Meski demikian, Irman menilai Sumatera Barat tetap harus bersikap arif dan proporsional. Ia mengakui dampak bencana di Sumbar tidak separah Aceh, namun kerugian ekonomi tetap signifikan.
Mengacu pada kajian Celios, kerugian akibat bencana di Sumbar diperkirakan mencapai Rp68,67 triliun, angka yang berpotensi memperparah perlambatan ekonomi daerah.
“Teori mengatakan bencana bisa memicu pertumbuhan ekonomi melalui pemulihan. Tapi kalau ekonomi Sumbar sudah rendah lalu dihantam bencana, tanpa kebersamaan yang kuat, kita justru bisa semakin terpuruk,” katanya.

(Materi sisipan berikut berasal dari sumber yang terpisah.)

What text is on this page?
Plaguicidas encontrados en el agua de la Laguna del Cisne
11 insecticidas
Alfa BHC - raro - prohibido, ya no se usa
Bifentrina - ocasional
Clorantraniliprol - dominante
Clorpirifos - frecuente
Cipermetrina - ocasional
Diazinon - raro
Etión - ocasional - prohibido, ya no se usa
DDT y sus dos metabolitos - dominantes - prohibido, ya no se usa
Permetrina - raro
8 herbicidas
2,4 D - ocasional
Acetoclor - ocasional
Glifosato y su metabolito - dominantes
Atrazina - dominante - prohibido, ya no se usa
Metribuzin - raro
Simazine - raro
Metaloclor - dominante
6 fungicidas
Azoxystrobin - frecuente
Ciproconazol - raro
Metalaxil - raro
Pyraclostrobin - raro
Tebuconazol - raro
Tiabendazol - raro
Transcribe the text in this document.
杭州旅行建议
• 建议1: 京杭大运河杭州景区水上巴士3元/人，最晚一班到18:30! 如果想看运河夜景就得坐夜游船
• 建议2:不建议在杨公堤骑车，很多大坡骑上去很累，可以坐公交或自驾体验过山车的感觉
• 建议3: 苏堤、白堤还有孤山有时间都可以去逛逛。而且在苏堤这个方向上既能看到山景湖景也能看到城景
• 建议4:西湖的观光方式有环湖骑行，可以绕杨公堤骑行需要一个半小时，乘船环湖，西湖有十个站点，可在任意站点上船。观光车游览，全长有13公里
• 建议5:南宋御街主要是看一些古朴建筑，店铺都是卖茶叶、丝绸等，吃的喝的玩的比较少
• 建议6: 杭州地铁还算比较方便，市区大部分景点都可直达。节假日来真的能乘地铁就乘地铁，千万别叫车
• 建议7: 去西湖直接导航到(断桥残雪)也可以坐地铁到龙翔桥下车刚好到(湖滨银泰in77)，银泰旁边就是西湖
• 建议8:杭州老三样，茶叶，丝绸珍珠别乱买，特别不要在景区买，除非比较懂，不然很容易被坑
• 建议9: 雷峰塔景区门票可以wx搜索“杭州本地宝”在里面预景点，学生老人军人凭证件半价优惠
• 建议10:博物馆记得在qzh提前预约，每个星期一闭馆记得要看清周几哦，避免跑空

Irman menekankan pentingnya memanfaatkan momentum ini untuk membangkitkan Sumatra Barat, bukan sekadar meratapi dampak bencana. Ia berharap anggaran pemulihan sekitar Rp13 triliun dapat segera direalisasikan, seiring percepatan penyusunan Detail Engineering Design*(DED) rehabilitasi yang menjadi prasyarat pencairan dana.
“Kuncinya sekarang konsolidasi data kebencanaan. Datanya harus clear supaya dana cepat turun,” ujarnya.
Ia juga menyambut positif keberadaan Sekretaris Utama BNPB yang telah berada di Sumbar selama dua pekan terakhir, serta mengapresiasi pendekatan Kapolda Sumbar yang dinilainya aktif membangun kepercayaan masyarakat melalui berbagai program sosial.
Di akhir pernyataannya, Irman menegaskan bahwa kebangkitan Sumatera Barat pascabencana hanya mungkin terwujud jika kekompakan benar-benar hadir di masa sulit. Ia menilai animo perantau untuk membantu sangat besar, namun kesiapan di daerah masih perlu diperkuat.
“Karena itu, gagasan PWI membentuk tim pemantau sangat penting agar gerak langkah pemulihan lebih teratur dan terukur,” katanya.
Diskusi malam itu, menurut Irman, bukan sekadar forum kritik, melainkan ikhtiar bersama untuk memastikan Sumatra Barat mampu bangkit dengan fondasi yang lebih kuat. Baik secara ekonomi, sosial, dan tata kelola kebencanaan setelah bencana.